Not only do corporate treasurers have to ensure water tight controls in all their operations and risk management, they have to prove it by having full records of what has been carried out and why. Compliance with Sarbanes-Oxley and the accounting regulations from the International Accounting Standards Board is a major commitment for all corporate treasury departments. Corporate Control Framework
The first step in ensuring control is to set up a corporate control framework which will include:
- the roles and responsibilities, and decision-making authority for the board of directors, the finance/treasury sub-committee, the finance director, treasurer, treasury advisory committee and the treasury team
- definition of the roles and responsibilities when cash and treasury management is carried out in subsidiaries or operating units
- authority levels for all treasury functions
- specification of the management information that will be provided for each level of management.
- description of the critical internal treasury controls
- statement of how the performance of the corporate treasury department will be measured and audited
- details of who is responsible for approving and reviewing the control framework.
Treasury governance control frameworks provide the platform for full and complete control of the corporate treasury department's operations, but they also have to prove compliance with a range of different regulations and standards.
To satisfy the regulators' corporate treasury departments need to provide full process and data audit trails. This requires full electronic disclosure of all relevant documents, including all electronic files, details of financial transactions, e-mails, phone text and instant messages held within the corporate treasury department's systems and databases. This requires:
- development of policies on what data is to be kept and what can be destroyed
- adoption of these data-management policies in all departments and units
- development of standardised procedures to respond to enquiries from the regulators.
There is a wide range of systems and services that enable companies to manage their compliance in spreadsheets and other systems plus electronic data tracking systems searching e-mail and other databases across the organisation including the ERP systems and the corporate treasury department's cash and treasury management systems to ensure compliance throughout the whole company.
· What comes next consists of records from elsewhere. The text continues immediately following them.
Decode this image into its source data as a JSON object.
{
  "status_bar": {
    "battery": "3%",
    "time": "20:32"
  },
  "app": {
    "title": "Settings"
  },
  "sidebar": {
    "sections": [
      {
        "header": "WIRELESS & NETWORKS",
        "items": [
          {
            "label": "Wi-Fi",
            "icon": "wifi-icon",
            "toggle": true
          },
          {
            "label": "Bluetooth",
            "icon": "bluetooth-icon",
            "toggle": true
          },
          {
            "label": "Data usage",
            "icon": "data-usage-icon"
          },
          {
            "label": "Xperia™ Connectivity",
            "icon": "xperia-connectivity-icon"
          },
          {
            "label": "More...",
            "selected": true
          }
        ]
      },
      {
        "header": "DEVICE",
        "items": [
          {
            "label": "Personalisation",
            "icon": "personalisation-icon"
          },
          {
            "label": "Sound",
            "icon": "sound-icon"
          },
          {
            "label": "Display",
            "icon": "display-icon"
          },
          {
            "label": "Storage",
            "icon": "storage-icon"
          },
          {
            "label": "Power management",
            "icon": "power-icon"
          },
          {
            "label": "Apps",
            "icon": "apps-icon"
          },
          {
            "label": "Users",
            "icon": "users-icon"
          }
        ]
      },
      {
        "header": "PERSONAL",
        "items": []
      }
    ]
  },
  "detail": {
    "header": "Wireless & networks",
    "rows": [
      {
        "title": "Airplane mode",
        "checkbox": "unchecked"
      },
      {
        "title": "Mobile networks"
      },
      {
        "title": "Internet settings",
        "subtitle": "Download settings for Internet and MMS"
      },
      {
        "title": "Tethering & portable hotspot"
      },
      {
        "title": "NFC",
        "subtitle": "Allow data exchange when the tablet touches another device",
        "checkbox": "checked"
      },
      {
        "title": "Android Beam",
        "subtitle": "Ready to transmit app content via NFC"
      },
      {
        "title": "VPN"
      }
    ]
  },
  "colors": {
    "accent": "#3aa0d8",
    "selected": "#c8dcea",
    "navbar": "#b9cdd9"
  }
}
From time-to-time the company's board may ask for an internal audit of the treasury department and their activities so that they can be sure that they are properly controlled and effectively managed. The audit needs to examine:
- the department's mission, objectives and strategies complement and enhance the company's business and financial objectives
- the appropriate organisation and procedures are in place
- treasury department's decision-making is rigorous and effectively managed
- risk management identifies the full implications and impacts of the financial risks facing the company and are controlled as directed by the board
- the management information systems provide the required information in a timely manner to ensure all processes, risks and exposures can be carried out effectively.
The audit also needs to cover the corporate treasury department's governance infrastructure, and policy and strategy.